Craig Newmark’s (Craigslist) innovation is not technology based. He allows people to enter type into a server, saves that information and then pushes it out onto the Web. Any newsroom can do that. Of course they’d have to fire their CSRs (customer service reps) and adjust how they are selling advertising. It’s a lot to ask of the news business all at once. A lot of people are very put out by that process and that’s unfortunate.
Q: What are the challenges to running a start-up?
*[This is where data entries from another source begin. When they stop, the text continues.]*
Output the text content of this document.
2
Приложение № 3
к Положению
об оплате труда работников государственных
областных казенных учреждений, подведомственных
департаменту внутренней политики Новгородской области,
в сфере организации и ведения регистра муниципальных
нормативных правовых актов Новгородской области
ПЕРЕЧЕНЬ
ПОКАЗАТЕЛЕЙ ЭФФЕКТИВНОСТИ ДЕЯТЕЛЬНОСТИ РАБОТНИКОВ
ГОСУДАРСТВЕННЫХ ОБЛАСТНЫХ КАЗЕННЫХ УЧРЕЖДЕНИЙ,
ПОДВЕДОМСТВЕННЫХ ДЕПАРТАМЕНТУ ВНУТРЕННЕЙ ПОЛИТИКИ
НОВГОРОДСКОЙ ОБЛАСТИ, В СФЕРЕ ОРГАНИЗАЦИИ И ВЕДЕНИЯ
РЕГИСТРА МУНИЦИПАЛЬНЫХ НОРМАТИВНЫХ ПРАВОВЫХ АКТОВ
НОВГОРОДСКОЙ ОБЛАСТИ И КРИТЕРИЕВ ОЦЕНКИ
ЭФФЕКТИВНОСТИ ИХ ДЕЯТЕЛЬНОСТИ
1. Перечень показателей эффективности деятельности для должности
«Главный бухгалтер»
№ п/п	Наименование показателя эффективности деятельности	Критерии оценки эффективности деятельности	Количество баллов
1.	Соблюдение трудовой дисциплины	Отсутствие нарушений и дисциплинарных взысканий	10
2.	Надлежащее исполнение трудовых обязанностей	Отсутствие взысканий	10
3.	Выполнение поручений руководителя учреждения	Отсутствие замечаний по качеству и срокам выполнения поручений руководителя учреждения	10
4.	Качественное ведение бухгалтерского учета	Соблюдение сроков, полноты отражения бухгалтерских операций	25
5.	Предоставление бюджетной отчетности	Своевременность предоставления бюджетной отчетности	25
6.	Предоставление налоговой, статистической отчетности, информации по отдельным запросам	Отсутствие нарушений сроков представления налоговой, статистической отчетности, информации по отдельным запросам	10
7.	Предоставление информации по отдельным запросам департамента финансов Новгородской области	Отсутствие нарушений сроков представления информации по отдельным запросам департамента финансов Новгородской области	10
A: It’s no walk on the beach. But we’re starting to see people placing work. Traffic on the site is good and big sites are talking about us. It’s a lot of fun to work with writers. We’re not a big family cracking wise all the time like you have a in a newsroom environment, but it’s a lot of fun.
Like it or not, blogging has become a source of information for people. Daily newspapers are filled with wire copy and a lot of voices from on high. But when you go to Web there’s all these people raising their voices. The disenfranchised are always the first to come on board. Then it morphs into something more useful. It’s moving slowly, but it’s happening.
Q: How would you advise seasoned journalists to become more familiar with technology and the way people get their information? And how would you suggest journalists of the future maximize their natural gift with technology in a reporting career?
A: Start by reading their own online Web pages. Many newspaper Web pages are unattractive and difficult to use, but the Examiner folks have been constantly tweaking their site and making it more attractive. Some of coolest sites are from magazines. Vanity Fair is brilliant and really well done.
The second thing is to look at your kids. They’re not reading newspapers but they are reading. Look at and learn from how they use cell phones and text messaging. Kids are not going to grow out of it; they take it for granted. The ability to collect and gather news is dispersed and I can’t articulate that any more clearly.
I think it’s important for people to understand the things we’ve historically used to collect information—wires and messaging services—now exist on a public network. When I started in the news business, the idea that you could sit in the United States and talk for free with people in China would be greeted with peels of laughter. I do it all the time thanks to Skype and Instant Messenger.
News has gotten into this situation because at a technology-driven movement we placed the emphasis on technology (think: DIGG, YouTube, Blogger, etc). These are pieces of software no different than Word or Excel or Outlook. They can be moved, shaped and manipulated to suit your particular needs. When you place emphasis on technology the message get lost.
For students, the most important thing is to get the basic who, what, where, when reporting experience. The media business is so competitive and if you learn how to spot breaking news, to make smart judgments quickly then you will succeed. Don’t spend a lot of time mastering specific technology because it will continue to change. The emphasis must be on basic reporting and writing.